Mal 3,1-4; Sal 23,2-7; Heb 2,14-18

“De pronto entrará en el santuario el Señor a quien vosotros buscáis, el mensajero de la alianza que vosotros deseáis” (Mal 3,1).

“…que se alcen las antiguas compuertas: va entrar el Rey de la gloria” (Sal 23,7)

Movido por el Espíritu, vino al Templo; y cuando los padres introdujeron al niño Jesús, para cumplir lo que la Ley prescribía sobre él” (Lc 2,27)

HERMENÉUTICA DE LA FE

La Presentación de Jesús en el Templo nos descubre el ofrecimiento del Hijo primogénito, la purificación de la Virgen María, el misterio de salvación: Cristo desde su encarnación continúa ofreciéndose al Padre; la salvación es universal; se profetiza la Pasión de Jesucristo en su ser signo de contradicción, habiendo de vivir como redentor en el dolor y en la incomprensión; y, la dimensión sacrificial de la eucaristía (cfr. RM 16).

El anciano Simeón, hombre justo, en quien moraba el Espíritu de Dios y movido por ese mismo Espíritu identifica a Jesús como el Salvador, como Luz de todos los pueblos, como signo de contradicción que culminará con el misterio de la Cruz. Este anuncio hecho a María le revela que su maternidad está íntimamente unida al dolor redentor de su Hijo: “Se preanunciaba así el drama del Hijo crucificado y, en cierto modo, se prefiguraba el «stabat Mater» de la Virgen al pie de la Cruz. Preparándose día a día para el Calvario, María vive una especie de «Eucaristía anticipada»” (EcEu 56). Su maternidad será oscura y dolorosa.
Simeón también le revela a María que ha de vivir en el dolor y el sufrimiento su obediencia a la fe al lado del Redentor. La Virgen María, por su parte, orienta la oblación de sí misma hacia la Cruz. Ella misma queda inserta en la lucha de las tinieblas que no acogen a la Luz, abogando para que los hombres conozcan la verdad sobre Jesús. La Virgen María comprende y asume que la presencia, la cercanía y la condescendencia del Hijo de Dios, lamentablemente encuentra oposición y resistencia por parte de algunos hombres. Es la oposición que nace de la inevitable y esencial imperfección del mundo “visible” y “material” al ser perfectísimo que es Dios (cfr. DEV 55).
La Virgen María creyente orienta toda su vida hacia el misterio de la Eucaristía, hace suya la dimensión sacrificial de la Misa antes y después de la Pascua de Jesús. Una vez que Jesús ascendió al cielo  y cada vez que la Virgen María comulgara sacramentalmente a su Hijo, “debía significar para María como si acogiera de nuevo en su seno el corazón que había latido al unísono con el suyo y revivir lo que había experimentado en primera persona al pie de la Cruz” (EcEu 56).

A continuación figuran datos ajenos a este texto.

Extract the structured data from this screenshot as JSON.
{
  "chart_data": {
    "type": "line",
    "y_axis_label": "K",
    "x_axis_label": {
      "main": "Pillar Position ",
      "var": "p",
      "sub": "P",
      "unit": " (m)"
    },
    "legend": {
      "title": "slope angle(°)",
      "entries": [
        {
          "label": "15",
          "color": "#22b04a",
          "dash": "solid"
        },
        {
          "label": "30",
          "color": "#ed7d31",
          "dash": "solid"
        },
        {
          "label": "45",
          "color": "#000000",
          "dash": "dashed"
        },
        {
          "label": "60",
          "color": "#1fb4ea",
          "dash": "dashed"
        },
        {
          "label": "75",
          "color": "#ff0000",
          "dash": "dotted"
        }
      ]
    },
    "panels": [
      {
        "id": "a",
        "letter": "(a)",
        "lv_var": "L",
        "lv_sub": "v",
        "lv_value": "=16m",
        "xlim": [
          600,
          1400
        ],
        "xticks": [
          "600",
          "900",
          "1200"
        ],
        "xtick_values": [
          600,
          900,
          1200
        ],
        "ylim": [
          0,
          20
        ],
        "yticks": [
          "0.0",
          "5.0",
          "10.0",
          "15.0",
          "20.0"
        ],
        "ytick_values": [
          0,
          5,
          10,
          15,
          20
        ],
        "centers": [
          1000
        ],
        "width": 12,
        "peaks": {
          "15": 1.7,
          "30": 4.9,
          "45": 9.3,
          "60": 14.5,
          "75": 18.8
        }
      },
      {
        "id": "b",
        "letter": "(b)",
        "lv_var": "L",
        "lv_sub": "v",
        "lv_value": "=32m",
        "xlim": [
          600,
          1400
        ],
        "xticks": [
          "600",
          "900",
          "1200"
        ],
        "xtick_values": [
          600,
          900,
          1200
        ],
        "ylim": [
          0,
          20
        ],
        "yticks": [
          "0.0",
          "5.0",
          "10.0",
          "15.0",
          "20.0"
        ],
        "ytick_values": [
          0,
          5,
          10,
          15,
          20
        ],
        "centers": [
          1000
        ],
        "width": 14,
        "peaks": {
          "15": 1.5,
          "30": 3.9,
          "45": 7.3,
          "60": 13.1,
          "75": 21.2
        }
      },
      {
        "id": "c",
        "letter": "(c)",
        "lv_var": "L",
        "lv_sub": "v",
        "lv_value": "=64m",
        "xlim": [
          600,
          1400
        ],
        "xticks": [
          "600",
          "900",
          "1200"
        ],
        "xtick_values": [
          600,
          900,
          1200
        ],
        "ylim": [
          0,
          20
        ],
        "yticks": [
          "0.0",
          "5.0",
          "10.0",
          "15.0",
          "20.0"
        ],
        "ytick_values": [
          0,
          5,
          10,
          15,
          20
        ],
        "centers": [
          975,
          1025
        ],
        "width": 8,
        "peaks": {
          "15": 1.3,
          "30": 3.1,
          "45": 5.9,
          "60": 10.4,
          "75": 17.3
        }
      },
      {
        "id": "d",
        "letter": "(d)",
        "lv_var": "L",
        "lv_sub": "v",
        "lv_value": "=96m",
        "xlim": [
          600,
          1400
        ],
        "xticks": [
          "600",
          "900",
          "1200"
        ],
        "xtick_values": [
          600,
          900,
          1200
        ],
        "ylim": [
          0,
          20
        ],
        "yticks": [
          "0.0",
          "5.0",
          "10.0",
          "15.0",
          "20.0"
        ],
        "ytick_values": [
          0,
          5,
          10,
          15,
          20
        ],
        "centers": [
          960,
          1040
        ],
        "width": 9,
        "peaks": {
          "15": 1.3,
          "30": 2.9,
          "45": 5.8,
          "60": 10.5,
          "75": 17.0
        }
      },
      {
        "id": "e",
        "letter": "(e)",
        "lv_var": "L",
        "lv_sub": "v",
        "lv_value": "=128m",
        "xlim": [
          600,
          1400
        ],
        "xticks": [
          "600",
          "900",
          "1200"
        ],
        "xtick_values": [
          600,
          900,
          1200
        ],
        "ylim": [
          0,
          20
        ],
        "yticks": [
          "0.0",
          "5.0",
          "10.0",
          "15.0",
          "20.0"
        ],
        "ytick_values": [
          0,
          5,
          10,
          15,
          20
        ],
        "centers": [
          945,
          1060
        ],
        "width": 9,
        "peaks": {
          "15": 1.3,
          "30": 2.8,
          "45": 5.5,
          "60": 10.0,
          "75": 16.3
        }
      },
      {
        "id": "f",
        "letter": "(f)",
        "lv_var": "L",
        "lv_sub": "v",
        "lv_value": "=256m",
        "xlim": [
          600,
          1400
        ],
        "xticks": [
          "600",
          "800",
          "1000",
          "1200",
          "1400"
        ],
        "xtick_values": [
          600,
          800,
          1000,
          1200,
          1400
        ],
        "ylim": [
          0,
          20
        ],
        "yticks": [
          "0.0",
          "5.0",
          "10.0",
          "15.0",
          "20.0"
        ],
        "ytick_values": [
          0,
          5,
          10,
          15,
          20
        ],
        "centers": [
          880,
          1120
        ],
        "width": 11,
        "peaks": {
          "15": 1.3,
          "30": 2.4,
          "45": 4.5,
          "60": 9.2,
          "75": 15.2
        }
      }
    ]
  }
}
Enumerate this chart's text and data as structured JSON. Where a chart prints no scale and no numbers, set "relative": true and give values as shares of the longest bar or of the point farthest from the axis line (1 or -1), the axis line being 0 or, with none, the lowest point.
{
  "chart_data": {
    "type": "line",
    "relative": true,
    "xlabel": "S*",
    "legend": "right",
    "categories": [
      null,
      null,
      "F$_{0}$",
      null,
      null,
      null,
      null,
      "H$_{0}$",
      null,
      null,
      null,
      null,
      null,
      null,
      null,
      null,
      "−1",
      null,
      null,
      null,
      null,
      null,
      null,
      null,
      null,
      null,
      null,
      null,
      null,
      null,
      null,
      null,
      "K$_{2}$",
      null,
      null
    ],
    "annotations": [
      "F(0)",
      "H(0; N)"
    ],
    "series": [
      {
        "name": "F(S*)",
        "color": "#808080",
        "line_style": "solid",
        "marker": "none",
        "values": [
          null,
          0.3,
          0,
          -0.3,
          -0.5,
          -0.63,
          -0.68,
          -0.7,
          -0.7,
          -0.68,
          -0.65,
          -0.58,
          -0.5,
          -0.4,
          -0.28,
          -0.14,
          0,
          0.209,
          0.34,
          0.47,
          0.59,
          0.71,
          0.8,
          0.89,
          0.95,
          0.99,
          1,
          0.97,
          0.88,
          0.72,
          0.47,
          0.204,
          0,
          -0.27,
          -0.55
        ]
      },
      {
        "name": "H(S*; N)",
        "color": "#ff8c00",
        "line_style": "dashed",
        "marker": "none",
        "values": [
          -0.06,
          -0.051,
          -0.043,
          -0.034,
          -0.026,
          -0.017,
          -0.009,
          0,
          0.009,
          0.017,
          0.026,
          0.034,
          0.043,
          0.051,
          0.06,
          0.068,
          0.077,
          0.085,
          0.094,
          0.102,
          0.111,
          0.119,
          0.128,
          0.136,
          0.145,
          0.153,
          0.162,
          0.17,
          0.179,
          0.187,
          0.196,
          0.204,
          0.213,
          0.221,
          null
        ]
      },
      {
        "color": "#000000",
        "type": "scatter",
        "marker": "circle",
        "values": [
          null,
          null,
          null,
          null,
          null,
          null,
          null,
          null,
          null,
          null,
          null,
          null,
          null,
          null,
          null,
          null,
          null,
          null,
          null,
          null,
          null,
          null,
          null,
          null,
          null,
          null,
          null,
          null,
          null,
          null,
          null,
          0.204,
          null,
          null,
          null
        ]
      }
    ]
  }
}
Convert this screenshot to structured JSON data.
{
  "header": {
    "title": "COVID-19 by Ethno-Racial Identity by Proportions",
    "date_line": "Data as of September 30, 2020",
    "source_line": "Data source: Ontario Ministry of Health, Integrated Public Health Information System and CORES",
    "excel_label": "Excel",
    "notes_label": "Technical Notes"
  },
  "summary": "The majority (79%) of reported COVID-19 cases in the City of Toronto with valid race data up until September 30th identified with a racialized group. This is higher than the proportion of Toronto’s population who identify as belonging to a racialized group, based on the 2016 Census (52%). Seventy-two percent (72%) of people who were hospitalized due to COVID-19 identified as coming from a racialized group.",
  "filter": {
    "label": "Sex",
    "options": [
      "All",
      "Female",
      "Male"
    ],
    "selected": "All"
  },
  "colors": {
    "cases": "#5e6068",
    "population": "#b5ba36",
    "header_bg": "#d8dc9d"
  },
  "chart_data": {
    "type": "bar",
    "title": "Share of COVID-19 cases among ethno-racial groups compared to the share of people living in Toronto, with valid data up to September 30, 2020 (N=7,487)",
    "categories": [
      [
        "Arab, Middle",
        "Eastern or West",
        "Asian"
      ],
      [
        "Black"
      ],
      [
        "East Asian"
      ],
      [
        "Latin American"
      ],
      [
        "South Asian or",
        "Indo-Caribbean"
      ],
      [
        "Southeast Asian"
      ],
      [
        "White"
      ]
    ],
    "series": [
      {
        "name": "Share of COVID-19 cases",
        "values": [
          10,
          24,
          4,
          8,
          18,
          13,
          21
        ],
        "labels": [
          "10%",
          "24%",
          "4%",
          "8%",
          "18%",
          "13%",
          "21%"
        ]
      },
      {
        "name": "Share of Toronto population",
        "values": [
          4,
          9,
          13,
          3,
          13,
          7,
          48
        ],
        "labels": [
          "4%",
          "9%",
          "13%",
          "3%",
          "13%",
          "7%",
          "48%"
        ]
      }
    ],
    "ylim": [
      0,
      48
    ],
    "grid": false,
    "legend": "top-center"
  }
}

Esta fe, esperanza y amor de María nos revelan las características escatológicas de nuestra actitud frente al orden temporal: desprendimiento, trascender los bienes segundos, un corazón que vigila, conscientes que el corazón no se sacia en el tiempo. El peregrinar del cristiano requiere esta actitud escatológica de espera del encuentro definitivo con Jesús. Esta referencia al Absoluto es propia de quien consagra toda su vida asumiendo los consejos evangélicos, porque nuestra vida “es una espera más o menos larga del encuentro "cara a cara" con el Esposo divino, una espera que se ha de vivir con corazón siempre vigilante” (Benedicto XVI, 2007).